Para o poeta, a sua solidão é notificada com este único brilho celeste que subentende bilhões (Foto: NEFA/Internet) **Clique para ampliar

Publicado em 17/12/2023

O Romantismo aconteceu no final do século XVIII e seguiu até o início do século XIX, mas até hoje sentimos seus efeitos e discutimos saudades e aflições. No sentido da saudade, uns corações procuram abrigo em diferentes nortes, outros acendem uma vela para espantar as trevas e procuram uma caneta para ludibriar a solidão porque somente o poema consola a ausência do amor. Assim, Manuel Bandeira escreveu “A estrela” e se juntou a nós, eternos românticos, nesta comédia que é humana.

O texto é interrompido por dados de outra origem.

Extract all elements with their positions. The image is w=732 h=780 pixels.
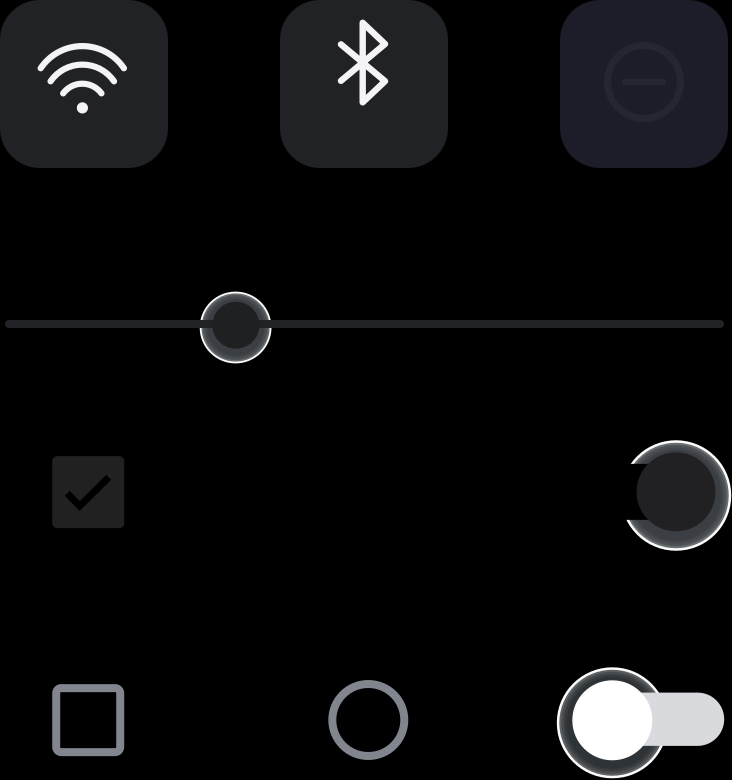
button[interactable]: Switch, off	[0, 0, 732, 780]
button[interactable]: Checkbox, checked	[52, 456, 124, 528]
button[interactable]: Do Not Disturb	[560, 0, 728, 168]
button[interactable]: Brightness slider	[0, 0, 732, 780]
button[interactable]: Wi-Fi	[0, 0, 168, 168]
button[interactable]: Checkbox, unchecked	[52, 684, 124, 756]
button[interactable]: Radio button	[328, 680, 408, 760]
button[interactable]: Switch, on	[0, 0, 732, 780]
button[interactable]: Bluetooth	[280, 0, 448, 168]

Ver é verbo-bandeira: “Vi uma estrela tão alta, / Vi uma estrela tão fria! / Vi uma estrela luzindo / Na minha vida vazia”. Ver uma estrela não é para profissionais! São para os “irmãos das coisas fugidias”. Ver uma estrela é para além do infinito porque brilhar embriaga e uma estrela supera o vinho e está sempre tão longe, tão longe que às vezes sentimos que não podemos alcançá-la. Isto é trágico porque somos feitos de desafios uma vez que a distância dessa convoca o vazio da existência e a criatividade poética simultaneamente... eis a questão! Ninguém que está feliz pensa em estrelas, há tantos mil quilômetros... E sua distância deixa-a insuportável ao adotar um caráter de frieza como se nos olhasse de cima para baixo e falasse: “Pobres mortais! Eu sou uma estrela embora esteja acompanhada de bilhões de irmãs”. Ela também é mortal, mas não se importa... É desesperador! Sim, para o poeta, a sua solidão é notificada com este único brilho celeste que subentende bilhões — aqui não há hipérbole. A ausência de hipérbole agrava a nudez do poeta no que se refere aos sentimentos e às vozes. Nada a declarar para quem tem o diálogo de plantão é extremamente doloroso. Nada a dizer no café da manhã é insuportável. Pobre poeta! Sua estrela é “tão fria!” Todavia há silêncio e musicalidade nas palavras que vão destilando um azul-bic-estrelar dos dedos até as linhas. Não era “uma ideia toda azul” como a da Marina Colasanti, não ficou guardada.

“Era uma estrela tão alta! / Era uma estrela tão fria! / Era uma estrela sozinha / Luzindo no fim do dia”. Distância, frieza, solidão e crepúsculo marcam esta estrofe e consome um náufrago na cadência da simbologia romântica: o lirismo, a dor de existir, o tom confessional, a consciência da solidão e a melancolia... Esses elementos vão traçando um navio à deriva num mar revolto diante do céu de uma estrela só. O romantismo que se percebe no poema de Bandeira acena luzes de uma época própria do homem e que nunca vai acabar: uma época da solidão. Essa identidade abraça a dor romântica e causa lágrimas em muitas páginas. Lágrimas e questionamentos que vão perturbar o artista.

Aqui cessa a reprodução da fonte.